非酒精性脂肪性肝病（NAFLD）影响约25%的世界人口，并且是肝脏胰岛素抵抗和2型糖尿病（T2 D）发病机制的关键因素。NAFLD是非酒精性脂肪性肝炎（NASH）和肝细胞癌的易感因素，也是心血管疾病的独立风险因素。然而，目前还没有批准的治疗NAFLD的疗法。为了解决这一未满足的需求，我们计划研究胰高血糖素在体内改变肝线粒体脂肪氧化和肝回补通量的细胞和分子机制，以及三磷酸肌醇受体-1（InsP 3R-1）在介导这些效应中的潜在作用。这些问题将由一个成熟的跨学科研究人员团队使用最先进的核磁共振光谱（NMR）-气相色谱-质谱（GC-MS）方法来解决，我们最近开发了该方法，以首次在清醒的肝脏特异性InsP 3R-1敲除小鼠中评估肝脏线粒体脂肪酸氧化，肝脏葡萄糖氧化和肝脏丙酮酸羧化酶通量的体内速率。

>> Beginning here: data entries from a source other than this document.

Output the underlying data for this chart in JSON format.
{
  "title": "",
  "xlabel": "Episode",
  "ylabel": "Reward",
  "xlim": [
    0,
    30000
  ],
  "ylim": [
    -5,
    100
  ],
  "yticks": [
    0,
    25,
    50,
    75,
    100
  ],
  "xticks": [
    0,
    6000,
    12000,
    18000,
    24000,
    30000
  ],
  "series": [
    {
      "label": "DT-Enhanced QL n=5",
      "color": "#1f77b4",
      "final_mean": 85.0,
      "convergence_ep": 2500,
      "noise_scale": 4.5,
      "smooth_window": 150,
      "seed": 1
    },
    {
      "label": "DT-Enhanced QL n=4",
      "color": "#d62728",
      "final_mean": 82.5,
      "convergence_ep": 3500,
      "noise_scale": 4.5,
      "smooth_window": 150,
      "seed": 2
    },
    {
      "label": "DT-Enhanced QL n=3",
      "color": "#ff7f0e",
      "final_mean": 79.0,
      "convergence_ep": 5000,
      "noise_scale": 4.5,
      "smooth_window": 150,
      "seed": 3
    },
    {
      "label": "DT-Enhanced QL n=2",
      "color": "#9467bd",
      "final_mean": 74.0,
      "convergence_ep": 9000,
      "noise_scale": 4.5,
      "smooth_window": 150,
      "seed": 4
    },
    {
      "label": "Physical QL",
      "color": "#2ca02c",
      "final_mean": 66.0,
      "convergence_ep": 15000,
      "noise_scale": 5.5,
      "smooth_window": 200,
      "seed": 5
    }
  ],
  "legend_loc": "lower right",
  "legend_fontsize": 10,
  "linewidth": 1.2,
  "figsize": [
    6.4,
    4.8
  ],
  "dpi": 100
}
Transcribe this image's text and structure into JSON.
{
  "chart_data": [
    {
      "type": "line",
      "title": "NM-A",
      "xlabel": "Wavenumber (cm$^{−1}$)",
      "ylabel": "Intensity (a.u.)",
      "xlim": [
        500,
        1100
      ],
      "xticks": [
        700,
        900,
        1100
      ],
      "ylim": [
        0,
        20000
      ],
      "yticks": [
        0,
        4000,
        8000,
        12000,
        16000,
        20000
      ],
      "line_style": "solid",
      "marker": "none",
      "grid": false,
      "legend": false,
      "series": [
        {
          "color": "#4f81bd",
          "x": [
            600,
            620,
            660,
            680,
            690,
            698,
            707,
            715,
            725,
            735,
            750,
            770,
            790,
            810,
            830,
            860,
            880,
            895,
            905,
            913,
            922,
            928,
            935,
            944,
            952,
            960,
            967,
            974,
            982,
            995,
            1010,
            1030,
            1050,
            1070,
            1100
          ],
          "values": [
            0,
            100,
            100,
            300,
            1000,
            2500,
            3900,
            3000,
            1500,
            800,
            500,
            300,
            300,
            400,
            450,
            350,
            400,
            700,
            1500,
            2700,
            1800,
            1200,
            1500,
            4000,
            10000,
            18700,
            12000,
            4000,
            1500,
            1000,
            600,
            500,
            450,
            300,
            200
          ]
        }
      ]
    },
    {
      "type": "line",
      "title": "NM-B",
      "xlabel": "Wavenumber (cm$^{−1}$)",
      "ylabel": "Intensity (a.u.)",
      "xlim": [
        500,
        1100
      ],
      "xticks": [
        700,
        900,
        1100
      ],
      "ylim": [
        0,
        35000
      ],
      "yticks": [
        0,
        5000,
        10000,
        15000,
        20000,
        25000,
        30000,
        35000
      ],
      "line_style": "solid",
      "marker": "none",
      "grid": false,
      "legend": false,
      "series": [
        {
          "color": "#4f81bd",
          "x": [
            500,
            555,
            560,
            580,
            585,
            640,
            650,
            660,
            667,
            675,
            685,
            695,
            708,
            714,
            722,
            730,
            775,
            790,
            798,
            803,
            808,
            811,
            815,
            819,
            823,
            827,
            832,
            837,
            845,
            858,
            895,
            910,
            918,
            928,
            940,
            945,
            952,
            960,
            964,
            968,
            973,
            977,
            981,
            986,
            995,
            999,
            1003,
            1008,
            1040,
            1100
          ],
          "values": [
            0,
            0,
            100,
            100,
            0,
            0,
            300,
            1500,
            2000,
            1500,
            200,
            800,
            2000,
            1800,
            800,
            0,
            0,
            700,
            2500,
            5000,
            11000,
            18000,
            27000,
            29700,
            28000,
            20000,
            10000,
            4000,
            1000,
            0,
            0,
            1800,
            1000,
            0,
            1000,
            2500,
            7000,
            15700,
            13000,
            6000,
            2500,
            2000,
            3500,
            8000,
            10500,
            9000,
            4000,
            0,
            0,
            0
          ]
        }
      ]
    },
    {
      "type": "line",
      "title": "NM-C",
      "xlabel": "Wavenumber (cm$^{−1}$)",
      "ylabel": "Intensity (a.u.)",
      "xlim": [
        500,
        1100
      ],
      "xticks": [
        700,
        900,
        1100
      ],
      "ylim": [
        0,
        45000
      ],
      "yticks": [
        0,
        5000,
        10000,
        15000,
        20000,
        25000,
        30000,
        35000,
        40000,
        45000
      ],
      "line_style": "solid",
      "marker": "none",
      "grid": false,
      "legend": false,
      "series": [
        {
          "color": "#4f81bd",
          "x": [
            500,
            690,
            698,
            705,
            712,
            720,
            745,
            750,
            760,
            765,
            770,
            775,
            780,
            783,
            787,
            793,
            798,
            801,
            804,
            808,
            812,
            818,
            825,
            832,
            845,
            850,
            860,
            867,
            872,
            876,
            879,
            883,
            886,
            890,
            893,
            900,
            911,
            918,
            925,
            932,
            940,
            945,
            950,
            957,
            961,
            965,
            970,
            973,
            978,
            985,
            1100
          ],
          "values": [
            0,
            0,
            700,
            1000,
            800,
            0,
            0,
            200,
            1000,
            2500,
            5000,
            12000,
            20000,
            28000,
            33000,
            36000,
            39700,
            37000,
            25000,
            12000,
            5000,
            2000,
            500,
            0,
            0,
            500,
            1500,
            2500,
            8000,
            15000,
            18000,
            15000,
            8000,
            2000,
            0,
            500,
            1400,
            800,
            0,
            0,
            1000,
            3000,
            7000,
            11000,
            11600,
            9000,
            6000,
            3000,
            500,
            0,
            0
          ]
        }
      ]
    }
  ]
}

这些方法将被应用于解决以下具体目的：1）检查InsP 3R-1在介导胰高血糖素促进肝线粒体氧化和肝再生的作用中的作用。2)研究IP 3R-I在介导运动诱导的肝线粒体脂肪氧化增加和NAFLD和NAFLD相关肝胰岛素抵抗减少中的作用。3)检查胰高血糖素对IP 3R-I的慢性刺激是否会增加肝脏线粒体氧化并逆转NAFLD和NAFLD相关的肝脏胰岛素抵抗。总之，本授权申请中提出的研究旨在全面了解胰高血糖素对体内肝线粒体脂肪氧化和肝丙酮酸羧化酶通量的影响以及InsP 3R-I在介导胰高血糖素对肝线粒体功能的影响中的作用。此外，预计这些研究的结果将为新型胰高血糖素激动剂可能逆转NAFLD和肝胰岛素抵抗的机制提供重要的新见解，并可能将InsP 3R-I鉴定为治疗NAFLD/NASH和T2 D的新型治疗靶标。